I am told that up to date almost one million folk in Sri Lanka have already been vaccinated with the Astra-Zeneca vaccine, with the second dose scheduled to be given three to four months after this first dose. There being several thousand Chinese nationals living in our country, we are informed that they have been given the Chinese made Sinopharm vaccine (which some say is less effective than the Astra-Zeneca vaccine).

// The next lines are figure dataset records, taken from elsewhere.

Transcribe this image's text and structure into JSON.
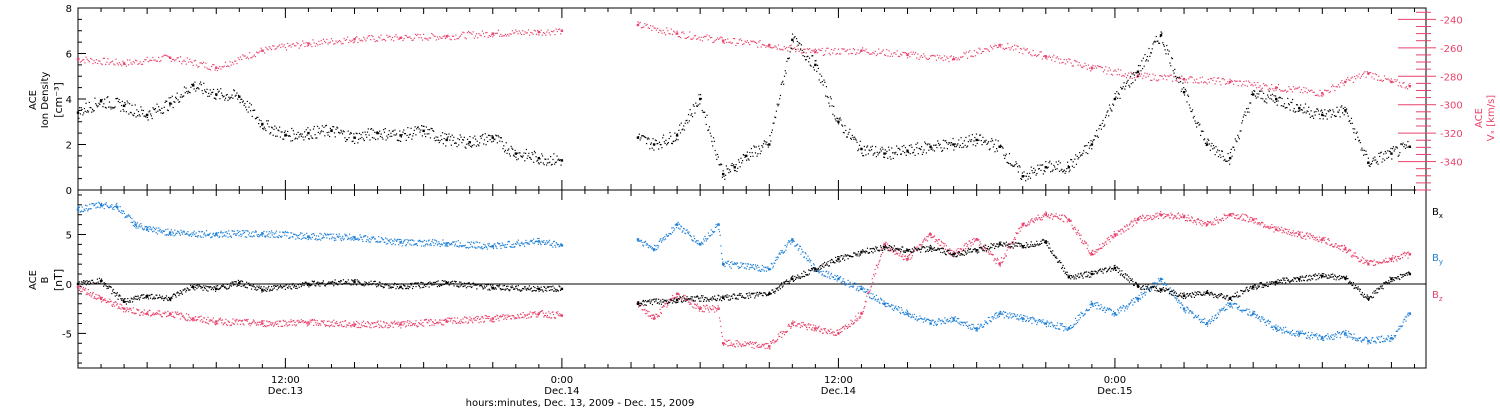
{
  "colors": {
    "ink": "#000000",
    "density": "#000000",
    "vx": "#e8436b",
    "bx": "#000000",
    "by": "#1e7fd6",
    "bz": "#e8436b"
  },
  "chart_data": [
    {
      "type": "scatter",
      "panel": "top",
      "ylabel": "ACE\nIon Density\n[cm⁻³]",
      "y2label": "ACE\nVₓ [km/s]",
      "ylim": [
        0,
        8
      ],
      "yticks": [
        "0",
        "2",
        "4",
        "6",
        "8"
      ],
      "y2lim": [
        -360,
        -232
      ],
      "y2ticks": [
        "-340",
        "-320",
        "-300",
        "-280",
        "-260",
        "-240"
      ],
      "xlim": [
        0,
        58.5
      ],
      "series": [
        {
          "key": "density",
          "axis": "left",
          "x": [
            0,
            1,
            2,
            3,
            4,
            5,
            6,
            7,
            8,
            9,
            10,
            11,
            12,
            13,
            14,
            15,
            16,
            17,
            18,
            19,
            20,
            21,
            24.3,
            25,
            26,
            27,
            28,
            28.5,
            29,
            30,
            31,
            32,
            33,
            34,
            35,
            36,
            37,
            38,
            39,
            40,
            41,
            42,
            43,
            44,
            45,
            46,
            47,
            48,
            49,
            50,
            51,
            52,
            53,
            54,
            55,
            56,
            57,
            57.8
          ],
          "y": [
            3.4,
            3.9,
            3.7,
            3.3,
            3.8,
            4.6,
            4.2,
            4.1,
            2.9,
            2.4,
            2.5,
            2.6,
            2.3,
            2.5,
            2.4,
            2.6,
            2.2,
            2.1,
            2.3,
            1.6,
            1.4,
            1.3,
            2.3,
            2.0,
            2.4,
            4.0,
            0.7,
            1.0,
            1.5,
            2.0,
            6.6,
            5.5,
            3.0,
            1.8,
            1.6,
            1.7,
            1.9,
            2.0,
            2.2,
            1.9,
            0.6,
            1.0,
            1.0,
            2.0,
            4.0,
            5.2,
            6.8,
            4.3,
            2.0,
            1.4,
            4.2,
            4.0,
            3.6,
            3.3,
            3.5,
            1.2,
            1.6,
            1.9
          ]
        },
        {
          "key": "vx",
          "axis": "right",
          "x": [
            0,
            2,
            4,
            6,
            8,
            10,
            12,
            14,
            16,
            18,
            20,
            21,
            24.3,
            26,
            28,
            30,
            32,
            34,
            36,
            38,
            40,
            42,
            44,
            46,
            48,
            50,
            52,
            54,
            55,
            56,
            57,
            57.8
          ],
          "y": [
            -268,
            -271,
            -267,
            -274,
            -262,
            -257,
            -254,
            -253,
            -252,
            -250,
            -249,
            -248,
            -244,
            -250,
            -255,
            -258,
            -263,
            -262,
            -265,
            -268,
            -258,
            -266,
            -274,
            -280,
            -282,
            -284,
            -288,
            -292,
            -284,
            -278,
            -284,
            -287
          ]
        }
      ]
    },
    {
      "type": "scatter",
      "panel": "bottom",
      "ylabel": "ACE\nB\n[nT]",
      "ylim": [
        -8.5,
        9.5
      ],
      "yticks": [
        "-5",
        "0",
        "5"
      ],
      "zero_line": true,
      "xlim": [
        0,
        58.5
      ],
      "xticks": [
        {
          "x": 9,
          "line1": "12:00",
          "line2": "Dec.13"
        },
        {
          "x": 21,
          "line1": "0:00",
          "line2": "Dec.14"
        },
        {
          "x": 33,
          "line1": "12:00",
          "line2": "Dec.14"
        },
        {
          "x": 45,
          "line1": "0:00",
          "line2": "Dec.15"
        }
      ],
      "xlabel": "hours:minutes, Dec. 13, 2009 - Dec. 15, 2009",
      "series": [
        {
          "key": "bx",
          "name": "B",
          "sub": "x",
          "x": [
            0,
            1,
            2,
            3,
            4,
            5,
            6,
            7,
            8,
            10,
            12,
            14,
            16,
            18,
            20,
            21,
            24.3,
            26,
            28,
            30,
            31,
            32,
            33,
            34,
            35,
            36,
            37,
            38,
            39,
            40,
            41,
            42,
            43,
            44,
            45,
            46,
            47,
            48,
            49,
            50,
            51,
            52,
            53,
            54,
            55,
            56,
            57,
            57.8
          ],
          "y": [
            0,
            0.3,
            -1.8,
            -1.2,
            -1.5,
            -0.3,
            -0.5,
            0.1,
            -0.6,
            0,
            0.2,
            -0.3,
            0.1,
            -0.4,
            -0.5,
            -0.5,
            -2.0,
            -1.6,
            -1.4,
            -1.0,
            0.5,
            1.5,
            2.5,
            3.2,
            3.7,
            3.4,
            3.6,
            3.0,
            3.4,
            4.0,
            3.8,
            4.3,
            0.7,
            1.0,
            1.6,
            -0.2,
            -0.6,
            -1.2,
            -0.9,
            -1.5,
            -0.3,
            0.2,
            0.5,
            0.8,
            0.6,
            -1.5,
            0.5,
            1.0
          ]
        },
        {
          "key": "by",
          "name": "B",
          "sub": "y",
          "x": [
            0,
            1,
            1.7,
            2.5,
            3,
            4,
            6,
            8,
            10,
            12,
            14,
            16,
            18,
            20,
            21,
            24.3,
            25,
            26,
            27,
            27.8,
            28,
            30,
            31,
            32,
            33,
            34,
            35,
            36,
            37,
            38,
            39,
            40,
            41,
            42,
            43,
            44,
            45,
            46,
            47,
            48,
            49,
            50,
            51,
            52,
            53,
            54,
            55,
            56,
            57,
            57.8
          ],
          "y": [
            7.5,
            8.0,
            7.8,
            6.0,
            5.5,
            5.2,
            5.0,
            5.1,
            4.8,
            4.7,
            4.2,
            4.1,
            3.8,
            4.3,
            3.9,
            4.5,
            3.5,
            6.0,
            4.0,
            6.0,
            2.0,
            1.5,
            4.5,
            1.5,
            0.5,
            -0.5,
            -2.0,
            -3.0,
            -4.0,
            -3.5,
            -4.5,
            -3.0,
            -3.5,
            -4.0,
            -4.5,
            -2.0,
            -3.0,
            -1.5,
            0.5,
            -2.5,
            -4.0,
            -2.0,
            -3.0,
            -4.5,
            -5.0,
            -5.5,
            -5.0,
            -5.8,
            -5.5,
            -3.0
          ]
        },
        {
          "key": "bz",
          "name": "B",
          "sub": "z",
          "x": [
            0,
            1,
            2,
            3,
            4,
            5,
            6,
            8,
            10,
            12,
            14,
            16,
            18,
            20,
            21,
            24.3,
            25,
            26,
            27,
            27.8,
            28,
            30,
            31,
            32,
            33,
            34,
            35,
            36,
            37,
            38,
            39,
            40,
            41,
            42,
            43,
            44,
            45,
            46,
            47,
            48,
            49,
            50,
            51,
            52,
            53,
            54,
            55,
            56,
            57,
            57.8
          ],
          "y": [
            -0.3,
            -1.5,
            -2.5,
            -3.0,
            -3.0,
            -3.5,
            -3.8,
            -4.0,
            -3.9,
            -4.1,
            -4.1,
            -3.8,
            -3.5,
            -3.0,
            -3.2,
            -2.0,
            -3.5,
            -1.0,
            -2.5,
            -2.5,
            -6.0,
            -6.3,
            -4.0,
            -4.5,
            -5.0,
            -3.0,
            4.0,
            2.5,
            5.0,
            3.0,
            4.5,
            2.0,
            6.0,
            7.0,
            6.5,
            3.0,
            5.0,
            6.5,
            7.0,
            6.8,
            6.0,
            7.0,
            6.5,
            5.5,
            5.0,
            4.5,
            3.5,
            2.0,
            2.5,
            3.0
          ]
        }
      ]
    }
  ]
}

The Astra-Zeneca vaccine manufactured in India which all of us received may no longer be available for us since India is having such a massive problem now trying to control its own COVID pandemic — and needs all the vaccine doses it can produce. However this particular Astra-Zeneca vaccine is being manufactured in many countries and so it should not be impossible to procure adequate doses for Sri Lanka to continue implementing our own vaccination programme.
India is experiencing a massive second wave of COVID infections – precipitated no doubt by people in that country letting their guard down, blissfully attending weddings, social gatherings, cricket matches, political rallies and religious festivals without observing any masking or social distancing. There has also been a slowness for various reasons in accepting vaccination.
This week, they were told that, starting from May 1, all adults over 18 will be vaccinated in a liberalised and accelerated Phase 3 programme.
“The truth”, observed Charaka, “is that there is so much about this COVID disease that we do not know. There are many things we are now confident that we know, there are many things that we have to acknowledge that we know we don’t know – and there are even some things that we don’t know yet that we don’t know properly!
“It is an evolving and changing situation – and we are learning about COVID and how to deal with it, as it were, on the job.”
He then went on “As for this story of blood clots associated with the vaccine — you have less than a one in a million chance of getting a life-threatening blood clot after receiving the vaccine — while an unvaccinated person has a more than a one in a hundred chance of dying if they catch the COVID virus. I believe this clotting only occurs in people who have a rare genetic variation – but, of course, we have not yet identified what that genetic variation is!”
So what all of us need to know now is that we should take the vaccination as soon as it becomes available to us, make sure we get the second dose at the appropriate time — and continue with the standard common sense measures like hand washing, wearing masks and social distancing.
COVID, I realised, is not going away in a hurry — and it is going to be around for a long time more.